Rhonda Clancy, community relations coordinator for the Chapatwala Family McDonald’s Franchise, first developed the concept of a “McPolice Night,” in 2007 for a Lincoln Park police event.

“I realized we had a ‘McTeacher Night,’ where teachers, principals and counselors could come work for us to benefit schools, but nothing for police or firefighters,” Clancy said. “So when (Lincoln Park police) asked for a fundraiser I jumped at the idea and started calling it ‘McPolice Night,’ or ‘McFire Night’ depending on who the event is benefiting.”

Officers had a donation jar at the front counter, and many people just came in to donate to the cause.

“I’m here for the city,” said Jeff Fenton, who coaches in the Melvindale Little League. “They’re always helping people and the kids.

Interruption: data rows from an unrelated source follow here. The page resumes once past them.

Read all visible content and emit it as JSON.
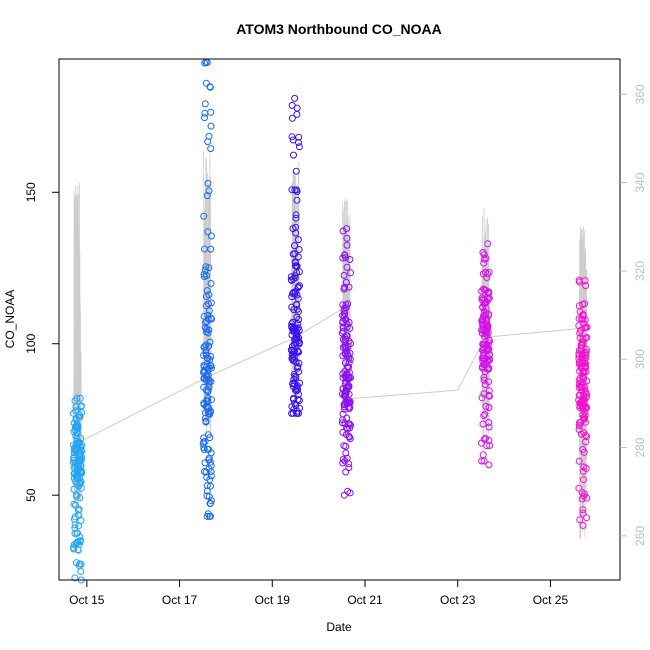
{
  "chart_data": {
    "type": "scatter",
    "title": "ATOM3 Northbound CO_NOAA",
    "xlabel": "Date",
    "ylabel": "CO_NOAA",
    "x_ticks": [
      "Oct 15",
      "Oct 17",
      "Oct 19",
      "Oct 21",
      "Oct 23",
      "Oct 25"
    ],
    "y_ticks": [
      "50",
      "100",
      "150"
    ],
    "y2_ticks": [
      "260",
      "280",
      "300",
      "320",
      "340",
      "360"
    ],
    "xlim_day": [
      14.4,
      26.5
    ],
    "ylim": [
      22,
      194
    ],
    "y2lim": [
      250,
      368
    ],
    "grid": false,
    "legend": "none",
    "colors": {
      "points_start": "#00a6ff",
      "points_mid": "#6a00ff",
      "points_end": "#ff00d8",
      "secondary_line": "#cccccc",
      "right_axis": "#bdbdbd"
    },
    "series": [
      {
        "marker": "circle",
        "groups": [
          {
            "day": 14.8,
            "min": 22,
            "max": 82,
            "center": 64,
            "color": "#24a4f5"
          },
          {
            "day": 17.6,
            "min": 43,
            "max": 193,
            "center": 82,
            "color": "#1a6af2"
          },
          {
            "day": 19.5,
            "min": 77,
            "max": 181,
            "center": 100,
            "color": "#3a12f0"
          },
          {
            "day": 20.6,
            "min": 50,
            "max": 138,
            "center": 90,
            "color": "#8a10f0"
          },
          {
            "day": 23.6,
            "min": 60,
            "max": 133,
            "center": 100,
            "color": "#d414e8"
          },
          {
            "day": 25.7,
            "min": 40,
            "max": 121,
            "center": 88,
            "color": "#f510d0"
          }
        ]
      },
      {
        "line": true,
        "secondary_axis": true,
        "groups": [
          {
            "day": 14.8,
            "min": 265,
            "max": 340,
            "center": 281
          },
          {
            "day": 17.6,
            "min": 282,
            "max": 349,
            "center": 297
          },
          {
            "day": 19.5,
            "min": 292,
            "max": 345,
            "center": 307
          },
          {
            "day": 20.6,
            "min": 288,
            "max": 338,
            "center": 306
          },
          {
            "day": 23.6,
            "min": 279,
            "max": 335,
            "center": 304
          },
          {
            "day": 25.7,
            "min": 259,
            "max": 331,
            "center": 305
          }
        ],
        "connect": [
          [
            14.8,
            281
          ],
          [
            17.6,
            296
          ],
          [
            19.5,
            305
          ],
          [
            20.6,
            312
          ],
          [
            20.6,
            291
          ],
          [
            23.0,
            293
          ],
          [
            23.6,
            305
          ],
          [
            25.7,
            307
          ]
        ]
      }
    ]
  }
}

So I just came by to donate.”

“It’s a good cause and a it’s a fun way to raise money,” said Mike Goch, owner of Goch and Son’s Towing. “It is very generous of McDonalds to do this for them.”

“Seeing the officers presence gives comfort to the community,”

Councilwoman Nicole Bamas said.

In all the police were able to raise just shy of $1,200. The Chapatwala family upped their donation percentage from 15 percent of their sales during that time period to 25 percent, donating a total of $370, and the officers received nearly $800 in tips during the event.

“It’s very awesome, especially in this economy and in a small town,” Clancy said on hearing how much was raised.

Melvindale police are planning on taking to the street corners this fall to raise more money for the Shop with a Cop cause, which allows for 12 to 15 underprivileged children to go Christmas shopping for themselves and their families.